社員のレベルアップのため、勉強会にも積極的に参加する。

 2006(平成18)年に社員を直接指導する立場である駅営業指導監(富山・糸魚川地区担当)となった。「社員の成長を直接感じることができて楽しかったです。例えば、受け身の姿勢が目立った社員が積極的に質問をするようになったなど、日々新しい発見がありました」。個々人に合った教育を行うため、社員の能力を記載したカルテを作成し、他の地区の指導監と指導内容を相談しながらきめ細かい指導を行った。その思いに社員も応え、宮川が指導監を務めていた2006年から2010(平成22)年の間に駅員のスキルアップを図る目的で設けた社内資格「駅営業実務認定試験※3」の最高ランクSAランクに29名が合格した(同期間における全社の合格者は81名)。

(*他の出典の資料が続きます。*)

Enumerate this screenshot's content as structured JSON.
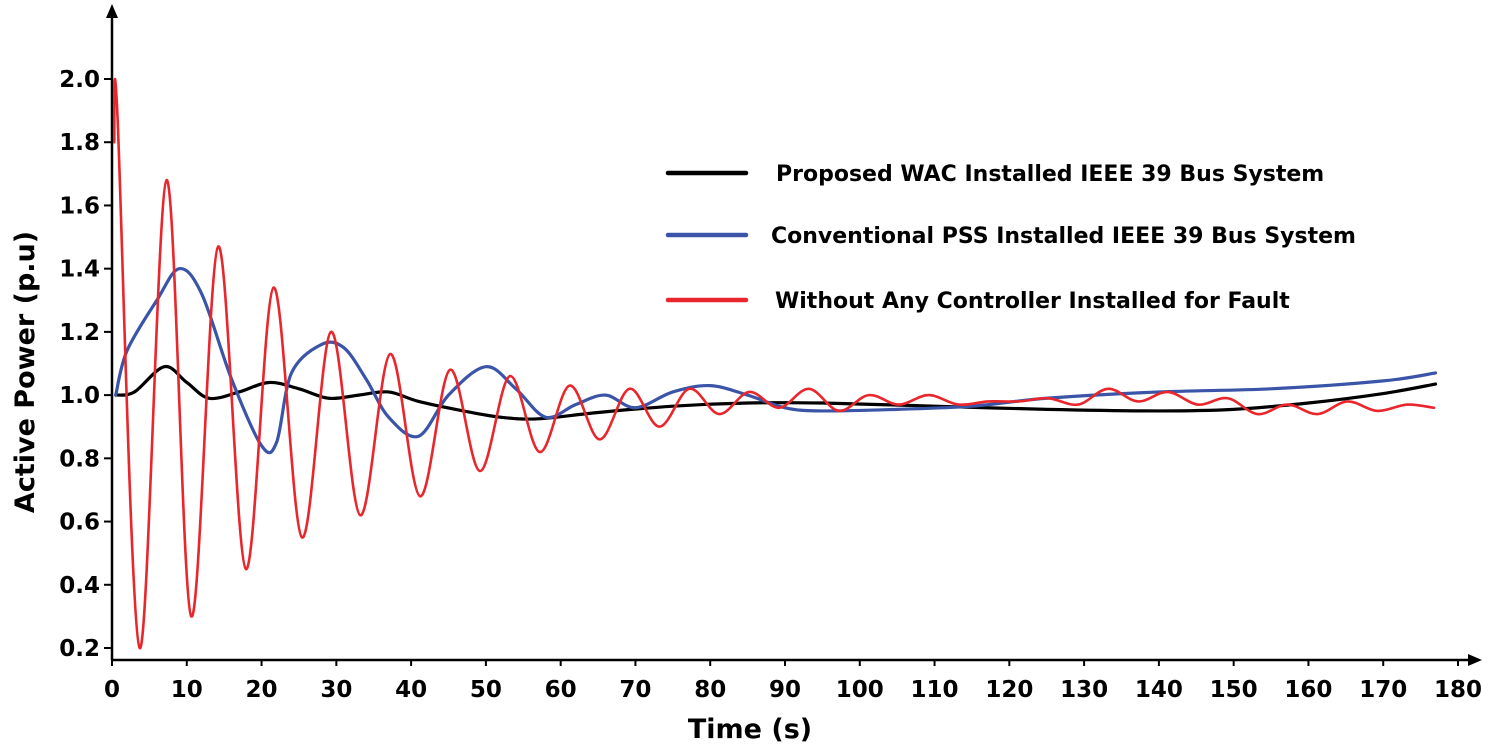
{
  "chart_data": {
    "type": "line",
    "title": "",
    "xlabel": "Time (s)",
    "ylabel": "Active Power (p.u)",
    "xlim": [
      0,
      180
    ],
    "ylim": [
      0.15,
      2.1
    ],
    "x_ticks": [
      0,
      10,
      20,
      30,
      40,
      50,
      60,
      70,
      80,
      90,
      100,
      110,
      120,
      130,
      140,
      150,
      160,
      170,
      180
    ],
    "y_ticks": [
      0.2,
      0.4,
      0.6,
      0.8,
      1.0,
      1.2,
      1.4,
      1.6,
      1.8,
      2.0
    ],
    "legend_position": "top-right",
    "grid": false,
    "series": [
      {
        "name": "Proposed WAC Installed IEEE 39 Bus System",
        "color": "#000000",
        "x": [
          0.5,
          3,
          7,
          10,
          13,
          17,
          21,
          25,
          29,
          33,
          37,
          41,
          47,
          52,
          57,
          65,
          75,
          85,
          95,
          110,
          125,
          140,
          150,
          160,
          170,
          177
        ],
        "y": [
          1.0,
          1.01,
          1.09,
          1.04,
          0.99,
          1.01,
          1.04,
          1.02,
          0.99,
          1.0,
          1.01,
          0.98,
          0.95,
          0.93,
          0.925,
          0.945,
          0.965,
          0.975,
          0.975,
          0.965,
          0.955,
          0.95,
          0.955,
          0.975,
          1.005,
          1.035
        ]
      },
      {
        "name": "Conventional PSS Installed IEEE 39 Bus System",
        "color": "#3a54a8",
        "x": [
          0.5,
          2,
          6,
          9,
          12,
          16,
          20,
          22,
          24,
          28,
          31,
          34,
          37,
          41,
          45,
          50,
          54,
          58,
          62,
          66,
          70,
          75,
          80,
          85,
          90,
          95,
          105,
          115,
          125,
          140,
          155,
          170,
          177
        ],
        "y": [
          1.0,
          1.14,
          1.3,
          1.4,
          1.32,
          1.05,
          0.84,
          0.85,
          1.07,
          1.16,
          1.15,
          1.05,
          0.93,
          0.87,
          1.0,
          1.09,
          1.02,
          0.93,
          0.97,
          1.0,
          0.96,
          1.01,
          1.03,
          1.0,
          0.96,
          0.95,
          0.955,
          0.965,
          0.99,
          1.01,
          1.02,
          1.045,
          1.07
        ]
      },
      {
        "name": "Without Any Controller Installed for Fault",
        "color": "#e8262c",
        "x": [
          0.3,
          0.7,
          3.7,
          7.3,
          10.6,
          14.2,
          17.9,
          21.6,
          25.4,
          29.3,
          33.2,
          37.2,
          41.2,
          45.2,
          49.2,
          53.2,
          57.2,
          61.2,
          65.2,
          69.2,
          73.2,
          77.2,
          81.2,
          85.2,
          89.2,
          93.2,
          97.2,
          101.2,
          105.2,
          109.2,
          113.2,
          117.2,
          121.2,
          125.2,
          129.2,
          133.2,
          137.2,
          141.2,
          145.2,
          149.2,
          153.2,
          157.2,
          161.2,
          165.2,
          169.2,
          173.2,
          176.8
        ],
        "y": [
          1.8,
          1.9,
          0.2,
          1.68,
          0.3,
          1.47,
          0.45,
          1.34,
          0.55,
          1.2,
          0.62,
          1.13,
          0.68,
          1.08,
          0.76,
          1.06,
          0.82,
          1.03,
          0.86,
          1.02,
          0.9,
          1.02,
          0.94,
          1.01,
          0.96,
          1.02,
          0.95,
          1.0,
          0.97,
          1.0,
          0.97,
          0.98,
          0.98,
          0.99,
          0.97,
          1.02,
          0.98,
          1.01,
          0.97,
          0.99,
          0.94,
          0.97,
          0.94,
          0.98,
          0.95,
          0.97,
          0.96
        ]
      }
    ]
  }
}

 「いくらでも教えることはできますが、成長は個人の努力によるところが大きいと思います。だからこそ、仕事に興味を持たせ、やる気を起こさせることが、教育担当者の仕事だと思います。できることが増えたらほめる、互いに切磋琢磨させるなどして社員のモチベーション向上に努めていました。社員は本当によく頑張ってくれたと思います」。

北陸新幹線金沢開業 社員の不安をなくす

日課である駅構内の巡回。お困りと思われるお客様に積極的に声を掛ける。

 宮川が「鉄道人生で一番思い出深い」と語ったのが、2015年の北陸新幹線金沢開業だ。開業前は、新しい設備の使用方法や商品知識についての社員教育などを担当した。「新しい設備や商品は私たちも初めて触れるもので、分からないことも多く不安だらけでした。しかしそれを実際に駅で使用する社員はそれ以上のはずで、少しでもその不安を払拭しようと自分なりに知識を深掘りして分かりやすく説明するなど、開業ぎりぎりまでできる限りのことをしました」と、社員に寄り添って開業に備えた。

 その後、営業総括という立場になり駅全般の仕事を担当し、浮かび上がる課題に日々対応した。例えば、窓口の入り口からあふれるほどの列ができ、お客様をお待たせすることが多くなった。そこで関係者と相談し、きっぷの受取専用の機械を増設した。他にも、スムーズな観光案内を行うために関係他社と打ち合わせて必要な資料を共有するなど、お客様にとって少しでも利用していただきやすいように、そして社員にとって働きやすい環境づくりに努めた。

大切にしているのはチームワーク

副駅長としてさまざまな業務をこなす。

 副駅長となった今でも気軽に相談に訪れる社員は多い。内容はさまざまだが、多忙な中で宮川は丁寧に一人ひとりと向き合う。そしてその姿勢が部下からの信頼につながっている。「仕事はチームで行うものです。自分の仕事を限定せずに、のりしろを持ち、どうすればお客様に喜んでいただけるかを考えて仕事をしてほしいと思います。そんな風に考えて行動する社員を一人でも多く育てることが今の私の仕事です」と、気を引き締める。金沢開業3年目を迎えてなおも多くのお客様がご利用になる北陸新幹線を、仲間とともに支えていく。